3. Learning the basics of diabetes management (because you didn’t trust me enough to do it myself !)
Okay, let me start by saying this. The start point to diabetes management is being able to read and comprehend numbers and this realization took its time to come. My lack of affinity to anything and all things numbers has been the reason of some really bad jokes in our group for years now. Adding to the misery was diabetes management. I was not on any CGM till last year which meant I was manually logging a few numbers here and there and trying to make sense of it (I swear I have worked way less to pass my 12th standard math board exam than I did to make the slightest sense of my BG readings.) Once the jokes had been cracked and the fun had been made, you guys took matters in your hands. For a large part of my diabetic journey till now, I had no contact with any T1Ds and so you people helped me sail through the sea of numbers.
But its more than that - if I am to ever go into a hypo, I trust each one of you to know what to do. You know the BG ranges - for hypos and high BG levels as well. I would never forget the time we were at Khan Market (Delhi) when I realised my blood sugar was crashing and we checked my levels in the middle of the road! I was at 50 something and dropping when I realised this. So I don’t clearly remember what went down from there. But I remember you guys pulling out my testing meter and then the normal checking drill. (I don't remember teaching you guys how to prick me or put the testing strip in the meter, you just knew!) You knew that I needed sugar and NOT chocolates or other sweets. Things could have gone real south that day, had you guys not been around.
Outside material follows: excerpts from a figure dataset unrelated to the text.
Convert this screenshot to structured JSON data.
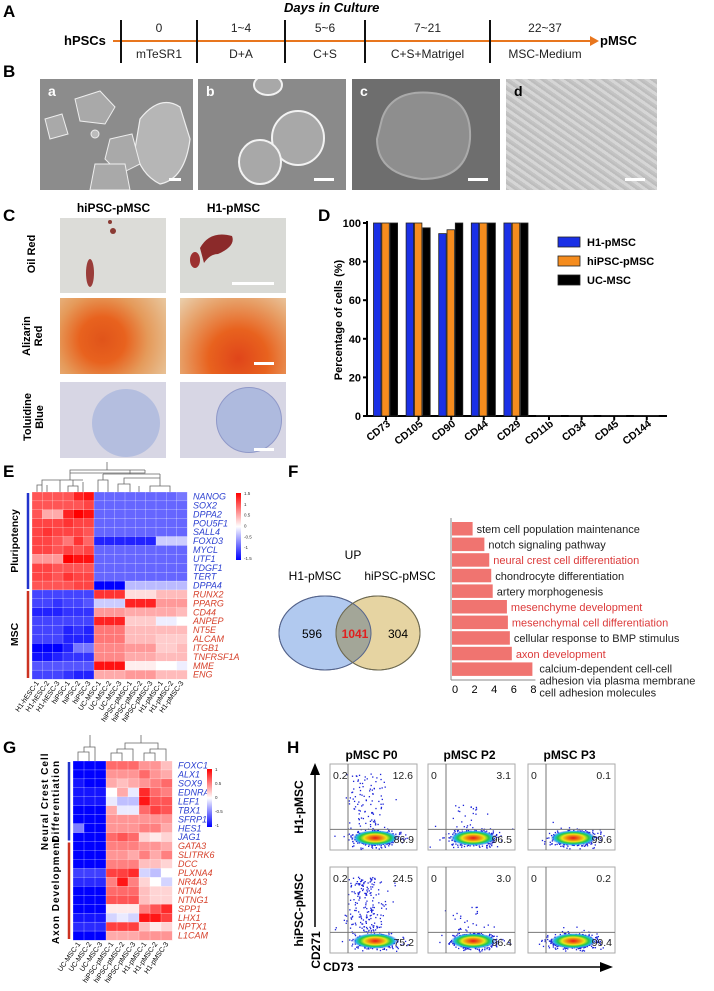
{
  "panel_labels": {
    "A": "A",
    "B": "B",
    "C": "C",
    "D": "D",
    "E": "E",
    "F": "F",
    "G": "G",
    "H": "H"
  },
  "timeline": {
    "title": "Days in Culture",
    "start": "hPSCs",
    "end": "pMSC",
    "stages": [
      {
        "days": "0",
        "medium": "mTeSR1"
      },
      {
        "days": "1~4",
        "medium": "D+A"
      },
      {
        "days": "5~6",
        "medium": "C+S"
      },
      {
        "days": "7~21",
        "medium": "C+S+Matrigel"
      },
      {
        "days": "22~37",
        "medium": "MSC-Medium"
      }
    ],
    "color": "#e8761e"
  },
  "culture_images": [
    {
      "label": "a"
    },
    {
      "label": "b"
    },
    {
      "label": "c"
    },
    {
      "label": "d"
    }
  ],
  "staining": {
    "columns": [
      "hiPSC-pMSC",
      "H1-pMSC"
    ],
    "rows": [
      "Oil Red",
      "Alizarin Red",
      "Toluidine Blue"
    ]
  },
  "chart_data": {
    "surface_markers": {
      "type": "bar",
      "ylabel": "Percentage of cells (%)",
      "ylim": [
        0,
        100
      ],
      "yticks": [
        "0",
        "20",
        "40",
        "60",
        "80",
        "100"
      ],
      "categories": [
        "CD73",
        "CD105",
        "CD90",
        "CD44",
        "CD29",
        "CD11b",
        "CD34",
        "CD45",
        "CD144"
      ],
      "series": [
        {
          "name": "H1-pMSC",
          "color": "#1a30e6",
          "values": [
            100,
            100,
            94.5,
            100,
            100,
            0.3,
            0.3,
            0.3,
            0.3
          ]
        },
        {
          "name": "hiPSC-pMSC",
          "color": "#f58c1e",
          "values": [
            100,
            100,
            96.5,
            100,
            100,
            0.3,
            0.3,
            0.3,
            0.3
          ]
        },
        {
          "name": "UC-MSC",
          "color": "#000000",
          "values": [
            100,
            97.5,
            100,
            100,
            100,
            0.3,
            0.3,
            0.3,
            0.3
          ]
        }
      ],
      "legend": "right"
    },
    "heatmap_e": {
      "type": "heatmap",
      "groups": [
        {
          "name": "Pluripotency",
          "rows": 11,
          "color": "#2233cc"
        },
        {
          "name": "MSC",
          "rows": 10,
          "color": "#cc3322"
        }
      ],
      "columns": [
        "H1-hESC-1",
        "H1-hESC-2",
        "H1-hESC-3",
        "hiPSC-1",
        "hiPSC-2",
        "hiPSC-3",
        "UC-MSC-1",
        "UC-MSC-2",
        "UC-MSC-3",
        "hiPSC-pMSC-1",
        "hiPSC-pMSC-2",
        "hiPSC-pMSC-3",
        "H1-pMSC-1",
        "H1-pMSC-2",
        "H1-pMSC-3"
      ],
      "rows": [
        "NANOG",
        "SOX2",
        "DPPA2",
        "POU5F1",
        "SALL4",
        "FOXD3",
        "MYCL",
        "UTF1",
        "TDGF1",
        "TERT",
        "DPPA4",
        "RUNX2",
        "PPARG",
        "CD44",
        "ANPEP",
        "NT5E",
        "ALCAM",
        "ITGB1",
        "TNFRSF1A",
        "MME",
        "ENG"
      ],
      "colorbar_ticks": [
        "1.5",
        "1",
        "0.5",
        "0",
        "-0.5",
        "-1",
        "-1.5"
      ],
      "range": [
        -1.5,
        1.5
      ],
      "values": [
        [
          1.0,
          1.0,
          1.0,
          1.0,
          1.3,
          1.4,
          -0.9,
          -0.9,
          -0.9,
          -0.9,
          -0.9,
          -0.9,
          -0.9,
          -0.9,
          -0.8
        ],
        [
          1.0,
          1.0,
          1.0,
          1.0,
          1.0,
          1.1,
          -0.9,
          -0.9,
          -0.9,
          -0.9,
          -0.9,
          -0.9,
          -0.9,
          -0.9,
          -0.9
        ],
        [
          1.0,
          0.5,
          0.5,
          1.3,
          1.5,
          1.4,
          -0.9,
          -0.9,
          -0.9,
          -0.9,
          -0.9,
          -0.9,
          -0.9,
          -0.9,
          -0.9
        ],
        [
          1.1,
          1.1,
          1.1,
          1.2,
          1.1,
          1.1,
          -0.9,
          -0.9,
          -0.9,
          -0.9,
          -0.9,
          -0.9,
          -0.9,
          -0.9,
          -0.9
        ],
        [
          1.1,
          1.2,
          1.1,
          1.1,
          1.1,
          1.0,
          -0.9,
          -0.9,
          -0.9,
          -0.9,
          -0.9,
          -0.9,
          -0.9,
          -0.9,
          -0.9
        ],
        [
          1.1,
          1.1,
          1.0,
          0.8,
          1.2,
          0.9,
          -1.3,
          -1.3,
          -1.3,
          -1.3,
          -1.3,
          -1.3,
          -0.3,
          -0.3,
          -0.3
        ],
        [
          1.1,
          1.1,
          1.0,
          1.1,
          1.0,
          1.1,
          -0.9,
          -0.9,
          -0.9,
          -0.9,
          -0.9,
          -0.9,
          -0.9,
          -0.9,
          -0.9
        ],
        [
          0.6,
          0.6,
          0.6,
          1.5,
          1.4,
          1.4,
          -0.9,
          -0.9,
          -0.9,
          -0.9,
          -0.9,
          -0.9,
          -0.9,
          -0.9,
          -0.9
        ],
        [
          1.1,
          1.1,
          1.0,
          1.0,
          1.0,
          1.0,
          -0.9,
          -0.9,
          -0.9,
          -0.9,
          -0.9,
          -0.9,
          -0.9,
          -0.9,
          -0.9
        ],
        [
          1.1,
          1.1,
          1.0,
          1.2,
          1.1,
          1.1,
          -0.9,
          -0.9,
          -0.9,
          -0.9,
          -0.9,
          -0.9,
          -0.9,
          -0.9,
          -0.9
        ],
        [
          1.0,
          1.0,
          1.0,
          1.0,
          1.1,
          1.1,
          -1.5,
          -1.5,
          -1.5,
          -0.4,
          -0.4,
          -0.4,
          -0.4,
          -0.4,
          -0.4
        ],
        [
          -1.1,
          -1.1,
          -1.1,
          -1.1,
          -1.1,
          -1.1,
          1.2,
          1.2,
          1.2,
          0.2,
          0.2,
          0.2,
          0.4,
          0.4,
          0.4
        ],
        [
          -1.1,
          -1.1,
          -1.2,
          -1.1,
          -1.1,
          -1.0,
          -0.3,
          -0.3,
          -0.3,
          1.3,
          1.3,
          1.3,
          0.6,
          0.6,
          0.6
        ],
        [
          -1.3,
          -1.3,
          -1.3,
          -1.2,
          -1.2,
          -1.2,
          0.6,
          0.6,
          0.6,
          0.5,
          0.5,
          0.5,
          0.5,
          0.5,
          0.4
        ],
        [
          -1.1,
          -1.1,
          -1.1,
          -1.1,
          -1.1,
          -1.1,
          1.3,
          1.3,
          1.3,
          0.3,
          0.3,
          0.3,
          -0.1,
          -0.1,
          0.0
        ],
        [
          -1.1,
          -1.1,
          -1.1,
          -1.3,
          -1.2,
          -1.3,
          0.8,
          0.8,
          0.8,
          0.4,
          0.4,
          0.4,
          0.4,
          0.4,
          0.4
        ],
        [
          -1.1,
          -1.1,
          -1.1,
          -1.3,
          -1.3,
          -1.3,
          0.8,
          0.8,
          0.8,
          0.4,
          0.4,
          0.4,
          0.3,
          0.3,
          0.3
        ],
        [
          -1.5,
          -1.5,
          -1.5,
          -1.3,
          -0.8,
          -0.8,
          0.7,
          0.7,
          0.7,
          0.6,
          0.6,
          0.6,
          0.3,
          0.3,
          0.4
        ],
        [
          -1.4,
          -1.4,
          -1.3,
          -1.2,
          -1.2,
          -1.2,
          0.7,
          0.7,
          0.7,
          0.5,
          0.5,
          0.5,
          0.4,
          0.4,
          0.4
        ],
        [
          -1.0,
          -1.0,
          -1.0,
          -1.0,
          -1.0,
          -1.0,
          1.4,
          1.4,
          1.4,
          0.1,
          0.1,
          0.1,
          0.0,
          0.0,
          -0.1
        ],
        [
          -1.1,
          -1.1,
          -1.1,
          -1.2,
          -1.3,
          -1.3,
          0.5,
          0.5,
          0.5,
          0.6,
          0.6,
          0.6,
          0.4,
          0.4,
          0.4
        ]
      ]
    },
    "venn": {
      "title": "UP",
      "sets": [
        "H1-pMSC",
        "hiPSC-pMSC"
      ],
      "only_a": "596",
      "both": "1041",
      "only_b": "304"
    },
    "go_enrichment": {
      "type": "bar",
      "orientation": "horizontal",
      "xlim": [
        0,
        8
      ],
      "xticks": [
        "0",
        "2",
        "4",
        "6",
        "8"
      ],
      "color": "#f07470",
      "terms": [
        {
          "label": "stem cell population maintenance",
          "value": 1.9,
          "highlight": false
        },
        {
          "label": "notch signaling pathway",
          "value": 3.1,
          "highlight": false
        },
        {
          "label": "neural crest cell differentiation",
          "value": 3.6,
          "highlight": true
        },
        {
          "label": "chondrocyte differentiation",
          "value": 3.8,
          "highlight": false
        },
        {
          "label": "artery morphogenesis",
          "value": 3.95,
          "highlight": false
        },
        {
          "label": "mesenchyme development",
          "value": 5.4,
          "highlight": true
        },
        {
          "label": "mesenchymal cell differentiation",
          "value": 5.5,
          "highlight": true
        },
        {
          "label": "cellular response to BMP stimulus",
          "value": 5.7,
          "highlight": false
        },
        {
          "label": "axon development",
          "value": 5.9,
          "highlight": true
        },
        {
          "label": "calcium-dependent cell-cell adhesion via plasma membrane cell adhesion molecules",
          "value": 8.0,
          "highlight": false
        }
      ]
    },
    "heatmap_g": {
      "type": "heatmap",
      "groups": [
        {
          "name": "Neural Crest Cell Differentiation",
          "rows": 9,
          "color": "#2233cc"
        },
        {
          "name": "Axon Development",
          "rows": 11,
          "color": "#cc3322"
        }
      ],
      "columns": [
        "UC-MSC-1",
        "UC-MSC-2",
        "UC-MSC-3",
        "hiPSC-pMSC-1",
        "hiPSC-pMSC-2",
        "hiPSC-pMSC-3",
        "H1-pMSC-1",
        "H1-pMSC-2",
        "H1-pMSC-3"
      ],
      "rows": [
        "FOXC1",
        "ALX1",
        "SOX9",
        "EDNRA",
        "LEF1",
        "TBX1",
        "SFRP1",
        "HES1",
        "JAG1",
        "GATA3",
        "SLITRK6",
        "DCC",
        "PLXNA4",
        "NR4A3",
        "NTN4",
        "NTNG1",
        "SPP1",
        "LHX1",
        "NPTX1",
        "L1CAM"
      ],
      "colorbar_ticks": [
        "1",
        "0.5",
        "0",
        "-0.5",
        "-1"
      ],
      "range": [
        -1.2,
        1.2
      ],
      "values": [
        [
          -1.2,
          -1.2,
          -1.2,
          0.7,
          0.7,
          0.7,
          0.5,
          0.5,
          0.3
        ],
        [
          -1.2,
          -1.2,
          -1.2,
          0.5,
          0.5,
          0.5,
          0.7,
          0.5,
          0.4
        ],
        [
          -1.1,
          -1.3,
          -1.2,
          0.4,
          0.3,
          0.4,
          0.5,
          0.6,
          0.7
        ],
        [
          -1.1,
          -1.1,
          -1.1,
          0.0,
          0.4,
          -0.1,
          1.0,
          0.7,
          0.6
        ],
        [
          -1.1,
          -1.1,
          -1.1,
          -0.1,
          -0.3,
          -0.3,
          1.1,
          0.8,
          0.8
        ],
        [
          -1.2,
          -1.2,
          -1.2,
          0.4,
          -0.1,
          -0.1,
          0.7,
          0.9,
          0.8
        ],
        [
          -1.3,
          -1.2,
          -1.2,
          0.5,
          0.5,
          0.5,
          0.5,
          0.5,
          0.5
        ],
        [
          -0.6,
          -1.4,
          -1.4,
          0.5,
          0.5,
          0.5,
          0.6,
          0.6,
          0.4
        ],
        [
          -1.2,
          -1.2,
          -1.2,
          0.7,
          0.8,
          0.7,
          0.2,
          0.1,
          0.2
        ],
        [
          -1.2,
          -1.2,
          -1.2,
          0.6,
          0.6,
          0.6,
          0.5,
          0.5,
          0.4
        ],
        [
          -1.2,
          -1.2,
          -1.2,
          0.5,
          0.5,
          0.4,
          0.6,
          0.4,
          0.6
        ],
        [
          -1.2,
          -1.2,
          -1.2,
          0.6,
          0.6,
          0.6,
          0.3,
          0.3,
          0.2
        ],
        [
          -0.9,
          -0.9,
          -0.9,
          0.9,
          0.9,
          1.0,
          -0.2,
          -0.3,
          0.0
        ],
        [
          -1.0,
          -1.0,
          -1.0,
          0.6,
          1.1,
          0.6,
          0.2,
          0.0,
          -0.2
        ],
        [
          -1.2,
          -1.3,
          -1.2,
          0.7,
          0.7,
          0.7,
          0.3,
          0.2,
          0.2
        ],
        [
          -1.2,
          -1.3,
          -1.2,
          0.8,
          0.8,
          0.8,
          0.3,
          0.2,
          0.2
        ],
        [
          -1.2,
          -1.2,
          -1.2,
          0.1,
          0.1,
          0.1,
          0.6,
          0.8,
          1.0
        ],
        [
          -1.1,
          -1.1,
          -1.1,
          -0.2,
          -0.1,
          -0.2,
          1.1,
          1.1,
          0.9
        ],
        [
          -1.0,
          -1.0,
          -1.0,
          0.9,
          0.9,
          0.9,
          0.3,
          0.1,
          0.2
        ],
        [
          -1.2,
          -1.2,
          -1.2,
          0.4,
          0.4,
          0.4,
          0.5,
          0.5,
          0.5
        ]
      ]
    },
    "flow": {
      "type": "scatter",
      "xlabel": "CD73",
      "ylabel": "CD271",
      "columns": [
        "pMSC P0",
        "pMSC P2",
        "pMSC P3"
      ],
      "rows": [
        "H1-pMSC",
        "hiPSC-pMSC"
      ],
      "quadrants": [
        [
          {
            "ul": "0.2",
            "ur": "12.6",
            "lr": "86.9"
          },
          {
            "ul": "0",
            "ur": "3.1",
            "lr": "96.5"
          },
          {
            "ul": "0",
            "ur": "0.1",
            "lr": "99.6"
          }
        ],
        [
          {
            "ul": "0.2",
            "ur": "24.5",
            "lr": "75.2"
          },
          {
            "ul": "0",
            "ur": "3.0",
            "lr": "96.4"
          },
          {
            "ul": "0",
            "ur": "0.2",
            "lr": "99.4"
          }
        ]
      ]
    }
  }
}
But what I find absolutely adorable is how you guys developed a list of “good and bad food” for me and all our food adventures across the city are basis your need to find "good food ".
As I started interacting with other T1Ds last year and learnt a whole lot about carb counting (we are still figuring that one out) or just basic food nutrition information, I saw you guys adapting to my food and exercise habits requirements more than me. I feel like your choices are more aligned with diabetes management than mine (talk about leading by example). And I absolutely love you guys for it <3
4. Being absolute badass advocates for T1D
If you know me, you probably know how I hate going to the rest room and taking an insulin shot. It started off with me being too lazy to make an entire trip to the rest room to just prick myself. Of course, that changed later when I realised, when you take your shot in public, it opens room for an honest communication about what T1D is.
Over the years, I have seen each one of you become just as passionate about advocating for T1D as I would be.
Every single day, we as a community make umpteen efforts to do our bit in advocating for normalising T1D. I have always felt normalising it requires non-T1Ds to accept it as much as we do within the community. And I can say for certain, you people do your bit to making that happen. Every time I meet one of your work mates or other friends, we make sure that I take my insulin shot right there so as to get the conversation started.
We go about breaking all myths associated with this disease, one conversation at a time.
5. For having my back in the good, bad and everything in between :)
Fun fact. I wouldn’t be surprised to find you walking into one of the events or meet ups organised for T1Ds because you understand (and live) this life just as much as I do!
I am so glad that I have you guys to go back to no matter what the turn of events be every day. Just like old times. But now I get to whine about or celebrate my diabetes with you guys as well, and that’s the absolute best feeling in the world. I guess I was worried for nothing when I thought I would lose you to diabetes. We all gained my friend in this process, instead. And a sweet one, at that! (Pun intended, obviously!)